十五
八月上旬。梅雨の時期はあっという間に過ぎ、蒸し暑い季節が本格化してきた。
誠一郎は以前の生活を取り戻し、いつも通り診察も行っていた。
とある昼、ジメジメした医局内で一人、誠一郎は長袖の白衣やワイシャツの袖をまくり、ネクタイを緩め、内輪をあおぎながら昼食を食べていた。
窓の外からひっきりなしに聞こえてくるミーンッ、ミーンッ! という蝉の鳴き声に、嫌というほど今が夏だということを痛感させられた。

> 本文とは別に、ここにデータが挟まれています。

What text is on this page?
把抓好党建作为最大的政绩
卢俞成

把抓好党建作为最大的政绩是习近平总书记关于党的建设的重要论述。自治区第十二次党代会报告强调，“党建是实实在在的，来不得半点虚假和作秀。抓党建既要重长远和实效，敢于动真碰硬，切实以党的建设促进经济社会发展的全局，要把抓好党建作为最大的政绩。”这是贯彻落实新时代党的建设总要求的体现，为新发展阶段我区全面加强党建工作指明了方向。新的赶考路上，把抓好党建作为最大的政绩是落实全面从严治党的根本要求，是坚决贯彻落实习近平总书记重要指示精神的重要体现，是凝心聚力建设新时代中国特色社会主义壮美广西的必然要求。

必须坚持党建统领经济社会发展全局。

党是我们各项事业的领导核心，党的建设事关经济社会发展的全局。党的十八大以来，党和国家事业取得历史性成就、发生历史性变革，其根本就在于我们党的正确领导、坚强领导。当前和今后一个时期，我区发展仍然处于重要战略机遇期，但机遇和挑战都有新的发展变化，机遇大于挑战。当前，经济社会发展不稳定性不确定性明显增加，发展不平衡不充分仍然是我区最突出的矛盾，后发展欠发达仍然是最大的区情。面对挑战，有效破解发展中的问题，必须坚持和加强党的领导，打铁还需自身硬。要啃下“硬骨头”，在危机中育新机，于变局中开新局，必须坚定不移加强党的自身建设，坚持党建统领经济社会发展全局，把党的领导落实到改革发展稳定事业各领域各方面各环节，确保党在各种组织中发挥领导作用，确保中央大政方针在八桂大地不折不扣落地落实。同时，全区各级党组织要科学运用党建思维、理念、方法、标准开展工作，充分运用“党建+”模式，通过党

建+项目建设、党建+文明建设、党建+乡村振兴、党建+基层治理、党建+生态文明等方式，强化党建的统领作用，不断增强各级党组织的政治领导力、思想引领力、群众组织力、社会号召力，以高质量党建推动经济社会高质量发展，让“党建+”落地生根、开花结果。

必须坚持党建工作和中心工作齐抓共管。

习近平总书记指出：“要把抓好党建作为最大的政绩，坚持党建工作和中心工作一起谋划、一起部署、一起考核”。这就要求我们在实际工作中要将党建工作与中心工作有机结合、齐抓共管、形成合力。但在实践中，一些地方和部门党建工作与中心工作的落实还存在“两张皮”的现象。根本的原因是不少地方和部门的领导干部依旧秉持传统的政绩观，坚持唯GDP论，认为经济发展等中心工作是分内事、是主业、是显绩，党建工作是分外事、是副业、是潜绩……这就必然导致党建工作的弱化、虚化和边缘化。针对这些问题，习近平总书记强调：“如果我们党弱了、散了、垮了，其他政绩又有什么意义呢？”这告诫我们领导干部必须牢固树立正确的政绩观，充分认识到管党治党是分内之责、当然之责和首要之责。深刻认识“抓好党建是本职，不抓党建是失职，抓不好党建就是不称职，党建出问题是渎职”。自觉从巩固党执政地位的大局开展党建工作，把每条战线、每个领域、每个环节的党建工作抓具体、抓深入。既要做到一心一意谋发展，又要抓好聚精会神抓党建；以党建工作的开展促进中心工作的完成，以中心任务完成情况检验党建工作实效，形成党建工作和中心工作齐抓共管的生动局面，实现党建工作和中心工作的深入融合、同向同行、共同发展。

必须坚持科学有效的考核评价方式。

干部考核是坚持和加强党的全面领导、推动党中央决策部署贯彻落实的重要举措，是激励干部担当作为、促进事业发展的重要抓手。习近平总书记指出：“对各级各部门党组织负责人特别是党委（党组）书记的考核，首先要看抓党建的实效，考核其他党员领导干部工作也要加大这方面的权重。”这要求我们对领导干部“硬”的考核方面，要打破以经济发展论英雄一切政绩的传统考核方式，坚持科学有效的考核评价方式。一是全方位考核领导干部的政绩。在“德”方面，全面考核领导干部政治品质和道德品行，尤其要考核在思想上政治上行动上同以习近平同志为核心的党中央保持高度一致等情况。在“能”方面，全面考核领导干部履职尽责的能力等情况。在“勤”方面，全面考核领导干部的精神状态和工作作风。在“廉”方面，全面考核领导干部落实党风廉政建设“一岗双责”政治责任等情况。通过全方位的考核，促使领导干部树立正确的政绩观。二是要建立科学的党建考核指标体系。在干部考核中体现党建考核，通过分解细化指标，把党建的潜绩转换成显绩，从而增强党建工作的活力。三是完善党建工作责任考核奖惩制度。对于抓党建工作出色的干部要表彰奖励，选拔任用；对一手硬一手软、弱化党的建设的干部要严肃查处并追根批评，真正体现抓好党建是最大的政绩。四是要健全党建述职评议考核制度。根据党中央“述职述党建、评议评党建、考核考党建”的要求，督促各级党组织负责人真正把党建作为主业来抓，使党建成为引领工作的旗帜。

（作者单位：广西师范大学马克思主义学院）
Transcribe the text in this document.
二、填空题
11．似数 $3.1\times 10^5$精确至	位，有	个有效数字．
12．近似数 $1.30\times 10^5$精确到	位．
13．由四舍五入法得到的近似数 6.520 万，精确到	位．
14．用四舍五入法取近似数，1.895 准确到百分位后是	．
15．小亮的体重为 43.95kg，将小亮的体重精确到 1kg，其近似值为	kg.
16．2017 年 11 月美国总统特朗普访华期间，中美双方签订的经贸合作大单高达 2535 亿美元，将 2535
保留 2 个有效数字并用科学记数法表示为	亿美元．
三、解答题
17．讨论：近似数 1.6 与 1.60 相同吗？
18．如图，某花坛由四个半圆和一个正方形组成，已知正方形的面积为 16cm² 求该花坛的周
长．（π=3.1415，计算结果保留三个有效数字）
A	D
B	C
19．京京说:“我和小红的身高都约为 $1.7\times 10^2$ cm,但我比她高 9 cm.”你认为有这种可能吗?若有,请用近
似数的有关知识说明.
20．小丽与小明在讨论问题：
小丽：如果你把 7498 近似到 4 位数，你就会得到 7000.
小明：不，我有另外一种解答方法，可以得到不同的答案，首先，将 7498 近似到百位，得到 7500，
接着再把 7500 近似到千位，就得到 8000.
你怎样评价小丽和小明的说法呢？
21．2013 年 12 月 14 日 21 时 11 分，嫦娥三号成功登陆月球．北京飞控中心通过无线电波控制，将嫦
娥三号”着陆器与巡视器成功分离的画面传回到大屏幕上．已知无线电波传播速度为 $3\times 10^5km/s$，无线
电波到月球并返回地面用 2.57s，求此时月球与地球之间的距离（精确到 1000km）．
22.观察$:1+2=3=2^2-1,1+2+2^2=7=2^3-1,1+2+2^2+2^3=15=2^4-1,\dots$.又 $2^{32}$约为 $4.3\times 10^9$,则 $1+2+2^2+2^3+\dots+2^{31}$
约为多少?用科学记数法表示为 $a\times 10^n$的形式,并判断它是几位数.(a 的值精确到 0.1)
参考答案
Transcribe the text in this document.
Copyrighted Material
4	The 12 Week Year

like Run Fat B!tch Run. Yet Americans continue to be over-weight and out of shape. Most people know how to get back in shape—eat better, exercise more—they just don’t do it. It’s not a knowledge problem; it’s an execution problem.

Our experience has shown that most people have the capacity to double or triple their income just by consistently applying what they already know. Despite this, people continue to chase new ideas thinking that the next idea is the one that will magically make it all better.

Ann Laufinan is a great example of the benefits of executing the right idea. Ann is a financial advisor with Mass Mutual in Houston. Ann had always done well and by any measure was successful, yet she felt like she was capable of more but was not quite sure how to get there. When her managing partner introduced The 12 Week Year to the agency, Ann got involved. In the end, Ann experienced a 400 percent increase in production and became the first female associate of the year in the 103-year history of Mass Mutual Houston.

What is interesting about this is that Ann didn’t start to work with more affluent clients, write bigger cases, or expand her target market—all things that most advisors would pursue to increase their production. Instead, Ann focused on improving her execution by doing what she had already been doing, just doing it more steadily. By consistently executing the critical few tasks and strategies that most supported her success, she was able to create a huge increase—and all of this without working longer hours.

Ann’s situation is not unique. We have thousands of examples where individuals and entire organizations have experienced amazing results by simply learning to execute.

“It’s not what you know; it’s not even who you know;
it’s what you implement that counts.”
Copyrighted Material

他の医師はいうまでもなく、窪はまだ外来から戻ってきていないようだ。
外来や待ち合いの一階は患者がいるので、冷房は効いているのだが、病院職員しかいない二階は省エネのため、窓や出入口を全開にし、半袖のワイシャツや白衣を着込む医師もいた。因みに誠一郎はどんなに暑くても長袖派だった。
こんな暑い日はどうしても、あの、横浜中華街での“迷子事件”が思い出される。
誠一郎は苦笑した。
……たしかあの時も八月だったか?
ふと、窓の外を見ると、眩しく晴れ渡った空が見えた。遠くに入道雲が見える。
もしかしたら、ミナ子がまた医局の窓に現れるのでは? そんな思いが一瞬、誠一郎の頭をよぎったかと思うとゆっくりと首を振った。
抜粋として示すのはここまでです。